Simultaneous improvement of the dielectric constant and leakage currents of ZrO2 dielectrics by incorporating a highly valent Ta5+ element

Abstract

Dynamic random access memory (DRAM) is reaching the scaling limit owing to the requirements for a high capacitance density and low leakage current of metal–insulator–metal (MIM) capacitors. We investigated the Ta-doped ZrO₂ dielectric as a novel high-k candidate, utilizing the precise control of Ta-doping concentration using the atomic layer deposition (ALD) supercycle process. We systematically studied the chemical composition and crystal structure of ALD Ta-doped ZrO₂ and its effects on the electrical properties of MIM capacitors. It was shown that ZrO₂ becomes more stoichiometric with the introduction of Ta, which is attributed to the suppression of oxygen vacancy (V_O) formation.

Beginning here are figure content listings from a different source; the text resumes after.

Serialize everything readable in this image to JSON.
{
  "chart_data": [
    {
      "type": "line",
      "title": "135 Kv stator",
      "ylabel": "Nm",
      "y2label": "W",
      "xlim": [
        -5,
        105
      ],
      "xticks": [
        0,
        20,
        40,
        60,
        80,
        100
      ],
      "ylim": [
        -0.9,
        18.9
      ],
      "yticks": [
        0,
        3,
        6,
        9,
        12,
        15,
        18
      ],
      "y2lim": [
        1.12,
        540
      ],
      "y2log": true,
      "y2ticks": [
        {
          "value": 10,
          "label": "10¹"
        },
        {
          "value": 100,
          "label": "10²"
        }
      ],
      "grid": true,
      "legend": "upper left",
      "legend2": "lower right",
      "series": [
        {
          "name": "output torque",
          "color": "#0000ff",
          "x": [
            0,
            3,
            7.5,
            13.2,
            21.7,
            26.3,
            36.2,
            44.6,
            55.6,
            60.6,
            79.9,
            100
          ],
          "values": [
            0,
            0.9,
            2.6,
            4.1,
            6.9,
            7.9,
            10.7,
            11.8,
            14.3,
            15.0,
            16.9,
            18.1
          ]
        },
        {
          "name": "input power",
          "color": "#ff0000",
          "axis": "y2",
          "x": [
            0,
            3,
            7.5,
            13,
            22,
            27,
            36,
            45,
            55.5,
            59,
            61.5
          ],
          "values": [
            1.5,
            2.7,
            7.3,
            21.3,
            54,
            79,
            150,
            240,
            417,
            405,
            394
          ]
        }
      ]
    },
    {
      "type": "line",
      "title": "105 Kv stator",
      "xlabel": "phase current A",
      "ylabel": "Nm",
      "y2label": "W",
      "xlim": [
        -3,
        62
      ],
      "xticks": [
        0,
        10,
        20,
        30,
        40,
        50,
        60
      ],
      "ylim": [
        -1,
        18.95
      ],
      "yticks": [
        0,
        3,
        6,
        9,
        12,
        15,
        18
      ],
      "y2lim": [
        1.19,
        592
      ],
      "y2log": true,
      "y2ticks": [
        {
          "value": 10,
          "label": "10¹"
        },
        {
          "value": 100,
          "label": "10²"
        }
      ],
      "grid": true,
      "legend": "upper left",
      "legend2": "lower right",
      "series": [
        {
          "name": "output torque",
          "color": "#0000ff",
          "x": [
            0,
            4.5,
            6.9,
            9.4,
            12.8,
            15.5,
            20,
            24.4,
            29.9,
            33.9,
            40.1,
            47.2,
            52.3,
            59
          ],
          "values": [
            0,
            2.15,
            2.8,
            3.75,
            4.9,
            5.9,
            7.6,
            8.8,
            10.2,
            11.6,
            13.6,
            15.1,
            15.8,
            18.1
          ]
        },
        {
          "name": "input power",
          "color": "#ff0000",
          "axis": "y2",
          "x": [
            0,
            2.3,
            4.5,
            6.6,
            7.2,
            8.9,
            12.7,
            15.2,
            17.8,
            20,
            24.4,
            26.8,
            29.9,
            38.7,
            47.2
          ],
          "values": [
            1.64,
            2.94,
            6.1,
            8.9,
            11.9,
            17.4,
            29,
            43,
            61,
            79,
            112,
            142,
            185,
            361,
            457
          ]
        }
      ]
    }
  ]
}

The change in the atomic arrangement due to the substitution of Zr with Ta and the reduction of V_O enhances the crystallinity of the cubic phase and causes a decrease in the molar volume of the ZrO₂ films. As a result of the change in the crystal structure along with the high dielectric polarizability of Ta, the dielectric constant of ALD Ta-doped ZrO₂ increases by up to 80% compared to that of undoped ZrO₂ films. Moreover, the reduction of the V_O species suppresses the emission of the carriers, which lowers the leakage current density by two orders of magnitude in the Ta-doped ZrO₂ films as compared to that in the undoped ZrO₂ films. In general, the dielectric constant and leakage currents have a trade-off relationship in a single high-k dielectric system. Consequently, proper doping of Ta into ZrO₂ using ALD is a promising solution to overcome the technical limits of conventional high-k dielectrics.